NewBird AI targets AI compute infrastructure

To finance the transition, Allbirds has executed a definitive agreement for a $50 million (€42.4m) convertible financing facility with an institutional investor.

The investment bank Chardan is acting as a placement agent on the deal, which is scheduled to close in the second quarter of 2026 and remains subject to shareholder approval at a special meeting anticipated for 18 May.

Proceeds from the facility will initially be deployed to purchase high-performance GPU assets. These will underpin the provision of dedicated AI compute capacity, offered to customers under long-term lease arrangements, according to the announcement.

In tandem with the pivot, the company anticipates changing its corporate name to NewBird AI. The rebranded business aims to evolve into a fully integrated provider of GPU-as-a-Service and AI-native cloud solutions.

Plans include growing its neocloud platform through expanded compute offerings, strengthened partnerships with customers and organisations and the evaluation of strategic merger and acquisition opportunities.

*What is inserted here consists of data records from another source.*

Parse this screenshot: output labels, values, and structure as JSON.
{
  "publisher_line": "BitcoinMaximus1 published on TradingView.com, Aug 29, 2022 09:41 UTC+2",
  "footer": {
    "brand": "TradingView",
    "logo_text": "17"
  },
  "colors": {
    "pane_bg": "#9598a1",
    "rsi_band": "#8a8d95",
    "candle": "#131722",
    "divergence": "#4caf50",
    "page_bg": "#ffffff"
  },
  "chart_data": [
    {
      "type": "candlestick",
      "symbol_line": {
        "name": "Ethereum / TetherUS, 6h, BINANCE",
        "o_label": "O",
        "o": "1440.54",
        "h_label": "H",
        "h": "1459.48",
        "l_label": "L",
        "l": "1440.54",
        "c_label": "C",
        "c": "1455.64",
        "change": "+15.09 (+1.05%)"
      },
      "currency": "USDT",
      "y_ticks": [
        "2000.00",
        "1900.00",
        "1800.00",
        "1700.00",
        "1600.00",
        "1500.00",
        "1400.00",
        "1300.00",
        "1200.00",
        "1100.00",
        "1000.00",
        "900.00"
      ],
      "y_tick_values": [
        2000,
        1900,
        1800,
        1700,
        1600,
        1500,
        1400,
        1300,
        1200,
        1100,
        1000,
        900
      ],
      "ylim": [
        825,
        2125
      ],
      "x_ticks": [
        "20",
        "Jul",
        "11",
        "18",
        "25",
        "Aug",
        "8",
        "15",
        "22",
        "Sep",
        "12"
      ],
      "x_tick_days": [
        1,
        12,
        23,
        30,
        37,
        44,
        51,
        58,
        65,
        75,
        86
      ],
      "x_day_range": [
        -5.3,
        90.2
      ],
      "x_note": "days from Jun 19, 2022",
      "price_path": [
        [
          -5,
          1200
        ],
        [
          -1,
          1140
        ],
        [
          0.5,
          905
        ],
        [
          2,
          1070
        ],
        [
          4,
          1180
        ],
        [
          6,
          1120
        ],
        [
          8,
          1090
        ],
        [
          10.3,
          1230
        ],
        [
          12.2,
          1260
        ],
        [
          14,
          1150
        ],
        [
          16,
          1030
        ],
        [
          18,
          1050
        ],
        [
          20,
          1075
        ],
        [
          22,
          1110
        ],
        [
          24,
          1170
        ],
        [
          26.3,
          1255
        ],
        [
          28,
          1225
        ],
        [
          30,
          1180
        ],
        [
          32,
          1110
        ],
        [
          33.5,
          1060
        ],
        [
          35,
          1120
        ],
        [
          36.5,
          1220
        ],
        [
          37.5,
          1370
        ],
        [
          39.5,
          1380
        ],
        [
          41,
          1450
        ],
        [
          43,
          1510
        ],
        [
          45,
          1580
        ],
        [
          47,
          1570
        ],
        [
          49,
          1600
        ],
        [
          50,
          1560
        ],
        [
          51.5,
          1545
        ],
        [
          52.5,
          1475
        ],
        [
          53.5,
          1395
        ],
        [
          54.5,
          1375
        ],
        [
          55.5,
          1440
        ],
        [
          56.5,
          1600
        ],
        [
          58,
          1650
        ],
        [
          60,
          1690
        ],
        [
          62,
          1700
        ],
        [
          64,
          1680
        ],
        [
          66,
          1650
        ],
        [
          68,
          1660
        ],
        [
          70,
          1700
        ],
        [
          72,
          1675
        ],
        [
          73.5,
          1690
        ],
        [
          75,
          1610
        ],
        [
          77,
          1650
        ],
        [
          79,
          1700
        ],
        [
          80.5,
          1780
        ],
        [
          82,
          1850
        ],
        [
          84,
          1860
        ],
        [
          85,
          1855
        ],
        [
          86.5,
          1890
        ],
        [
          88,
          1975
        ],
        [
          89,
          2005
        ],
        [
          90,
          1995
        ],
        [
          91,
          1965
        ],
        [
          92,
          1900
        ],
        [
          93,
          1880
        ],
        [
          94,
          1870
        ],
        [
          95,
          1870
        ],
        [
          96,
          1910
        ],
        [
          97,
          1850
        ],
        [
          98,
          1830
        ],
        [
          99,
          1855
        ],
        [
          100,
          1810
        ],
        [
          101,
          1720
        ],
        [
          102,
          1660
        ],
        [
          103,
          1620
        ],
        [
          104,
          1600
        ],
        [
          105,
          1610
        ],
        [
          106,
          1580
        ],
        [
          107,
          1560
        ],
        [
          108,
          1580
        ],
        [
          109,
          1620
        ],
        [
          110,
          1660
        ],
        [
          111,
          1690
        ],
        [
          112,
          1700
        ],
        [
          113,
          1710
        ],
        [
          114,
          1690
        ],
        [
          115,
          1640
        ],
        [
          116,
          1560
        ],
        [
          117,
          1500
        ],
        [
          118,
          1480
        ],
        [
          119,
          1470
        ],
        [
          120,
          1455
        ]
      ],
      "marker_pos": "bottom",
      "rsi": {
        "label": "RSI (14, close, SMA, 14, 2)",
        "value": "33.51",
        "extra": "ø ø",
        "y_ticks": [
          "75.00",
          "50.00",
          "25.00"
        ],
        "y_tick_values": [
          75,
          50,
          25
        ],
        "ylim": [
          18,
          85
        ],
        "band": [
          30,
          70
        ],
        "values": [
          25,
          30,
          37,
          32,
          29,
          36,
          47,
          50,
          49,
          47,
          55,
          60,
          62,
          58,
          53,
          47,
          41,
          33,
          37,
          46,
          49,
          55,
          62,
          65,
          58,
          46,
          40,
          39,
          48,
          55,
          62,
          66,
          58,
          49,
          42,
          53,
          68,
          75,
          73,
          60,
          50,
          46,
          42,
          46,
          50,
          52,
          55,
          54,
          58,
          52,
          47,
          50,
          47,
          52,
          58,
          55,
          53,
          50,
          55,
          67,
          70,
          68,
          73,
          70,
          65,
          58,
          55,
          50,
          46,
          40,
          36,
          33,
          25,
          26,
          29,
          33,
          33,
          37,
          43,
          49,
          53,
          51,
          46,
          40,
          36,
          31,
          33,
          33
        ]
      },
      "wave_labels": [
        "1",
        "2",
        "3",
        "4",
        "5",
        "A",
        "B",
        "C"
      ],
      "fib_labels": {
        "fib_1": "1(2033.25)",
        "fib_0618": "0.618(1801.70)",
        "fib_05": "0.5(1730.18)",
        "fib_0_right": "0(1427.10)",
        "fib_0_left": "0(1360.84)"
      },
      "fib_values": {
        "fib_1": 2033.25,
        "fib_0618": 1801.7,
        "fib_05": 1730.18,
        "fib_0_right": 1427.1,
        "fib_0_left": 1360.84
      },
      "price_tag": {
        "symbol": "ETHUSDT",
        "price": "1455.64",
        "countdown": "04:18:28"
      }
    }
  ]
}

FILE. Amazon Web Services data centre in Boardman, Oregon, Aug. 2024
FILE. Amazon Web Services data centre in Boardman, Oregon, Aug. 2024 AP Photo/Jenny Kane

The announcement highlights unprecedented structural demand for AI compute, driven by rising global enterprise spending on AI services and data centre investments.

At the same time, procurement lead times for advanced hardware are lengthening, North American data centre vacancy rates have hit historic lows and available compute capacity through the middle of 2026 is already fully committed.

Such conditions, the company notes, are leaving enterprises, developers and research organisations struggling to secure the resources needed to train and run AI models at scale.

However, moves of this nature also raise questions about the risks of excessive speculation and the potential formation of an AI investment bubble in certain market segments.